Quindi, alla Prefettura di Trieste, i due hanno firmato un memorandum d’intesa per la restituzione alla comunità slovena in Italia del Narodni Dom, la casa del popolo data alle fiamme dai fascisti il 13 luglio di cento anni fa. «La storia non si cancella e le esperienze dolorose, sofferte dalle popolazioni di queste terre, non si dimenticano», ha detto il Presidente della Repubblica, Sergio Mattarella. «Proprio per questa ragione - ha aggiunto - il tempo presente e l’avvenire chiamano al senso di responsabilità, a compiere una scelta tra fare di quelle sofferenze patite, da una parte e dall’altra, l’unico oggetto dei nostri pensieri, coltivando risentimento e rancore, oppure, al contrario, farne patrimonio comune, nel ricordo e nel rispetto, sviluppando collaborazione, amicizia, condivisione del futuro». «Al di qua e al di là della frontiera, il cui significato di separazione è ormai, per fortuna, superato per effetto della comune scelta di integrazione nell’Unione Europea, sloveni e italiani sono decisamente per la seconda strada, rivolta al futuro, in nome dei valori oggi comuni: libertà, democrazia, pace.
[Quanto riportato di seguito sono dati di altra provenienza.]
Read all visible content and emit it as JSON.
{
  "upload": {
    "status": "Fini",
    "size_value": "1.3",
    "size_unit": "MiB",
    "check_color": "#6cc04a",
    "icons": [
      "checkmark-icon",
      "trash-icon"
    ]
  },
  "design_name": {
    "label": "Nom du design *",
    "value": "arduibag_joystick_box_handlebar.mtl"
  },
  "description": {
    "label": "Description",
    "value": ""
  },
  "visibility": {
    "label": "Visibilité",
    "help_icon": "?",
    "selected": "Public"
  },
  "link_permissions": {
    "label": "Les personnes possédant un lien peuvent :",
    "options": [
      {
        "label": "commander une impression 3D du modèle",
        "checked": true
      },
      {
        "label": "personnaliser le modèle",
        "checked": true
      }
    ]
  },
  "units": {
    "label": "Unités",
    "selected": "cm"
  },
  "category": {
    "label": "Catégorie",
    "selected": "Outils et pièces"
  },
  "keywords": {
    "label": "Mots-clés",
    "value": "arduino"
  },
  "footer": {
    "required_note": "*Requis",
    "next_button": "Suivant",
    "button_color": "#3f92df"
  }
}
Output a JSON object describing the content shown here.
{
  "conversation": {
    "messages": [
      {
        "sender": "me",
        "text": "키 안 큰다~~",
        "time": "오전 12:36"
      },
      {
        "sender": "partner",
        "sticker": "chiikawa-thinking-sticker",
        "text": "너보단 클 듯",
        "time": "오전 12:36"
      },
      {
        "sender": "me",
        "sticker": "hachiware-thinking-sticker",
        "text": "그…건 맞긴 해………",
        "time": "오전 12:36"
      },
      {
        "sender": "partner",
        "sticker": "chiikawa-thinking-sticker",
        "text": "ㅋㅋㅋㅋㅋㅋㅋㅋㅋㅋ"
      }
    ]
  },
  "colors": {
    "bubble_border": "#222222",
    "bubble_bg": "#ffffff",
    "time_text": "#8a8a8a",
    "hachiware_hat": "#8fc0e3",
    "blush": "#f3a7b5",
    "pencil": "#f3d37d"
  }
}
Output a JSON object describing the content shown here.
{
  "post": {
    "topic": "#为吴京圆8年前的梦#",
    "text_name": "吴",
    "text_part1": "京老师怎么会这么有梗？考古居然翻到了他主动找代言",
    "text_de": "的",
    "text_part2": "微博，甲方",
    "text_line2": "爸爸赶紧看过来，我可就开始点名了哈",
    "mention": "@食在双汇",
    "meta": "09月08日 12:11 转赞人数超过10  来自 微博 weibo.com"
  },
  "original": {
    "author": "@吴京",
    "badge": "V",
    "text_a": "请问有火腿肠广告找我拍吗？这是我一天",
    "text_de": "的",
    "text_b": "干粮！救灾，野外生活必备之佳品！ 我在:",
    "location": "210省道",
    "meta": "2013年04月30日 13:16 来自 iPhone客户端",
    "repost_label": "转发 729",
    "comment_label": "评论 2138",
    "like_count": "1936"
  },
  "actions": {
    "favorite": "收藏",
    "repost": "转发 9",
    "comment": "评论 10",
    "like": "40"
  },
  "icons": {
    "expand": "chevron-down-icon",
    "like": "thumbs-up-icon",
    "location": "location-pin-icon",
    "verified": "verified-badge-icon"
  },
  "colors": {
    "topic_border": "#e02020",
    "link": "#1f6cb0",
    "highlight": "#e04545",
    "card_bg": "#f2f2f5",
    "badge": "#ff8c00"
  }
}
Oggi, qui a Trieste, con la presenza dell’amico presidente Pahor, segniamo una tappa importante nel dialogo tra le culture che contrassegnano queste aree di confine e che rendono queste aree di confine preziose per la vita dell’Europa». Rivolgendosi al «caro presidente e amico Mattarella, ai cari compatrioti sloveni, ai cari amici italiani», Pahor ha parlato di una «gioia immensa» oggi che «il torto è stato corretto, giustizia è stata fatta», di «un giorno di festa perché stiamo a celebrare insieme, Italia e Slovenia, un’impresa condivisa». E ha concluso: «Oggi come disse qualcuno viviamo quei sogni proibiti che si avverano, come se dopo cento anni tutte le stelle si fossero allineate. Ma non lo hanno fatto da sole, siamo stati noi a farlo».

Il riconoscimento a Boris Pahor

Mattarella e Pahor hanno consegnato, poi, le più alte onorificenze dei due Paesi allo scrittore sloveno naturalizzato italiano Boris Pahor, 107 anni il prossimo 26 agosto, testimone quando aveva appena 7 anni dell’incendio del Narodni dom (esperienza che lo segnò per tutta la vita, affiorando spesso nei suoi romanzi e racconti, ndr), prigioniero nei campi di concentramento nazisti e inviso alla dittatura di Tito per i suoi libri sulla tragedia delle Foibe. «Offro queste onorificenze a tutti i morti che ho conosciuto nel campo di concentramento e alle vittime del nazifascismo e della dittatura comunista», ha detto lo scrittore.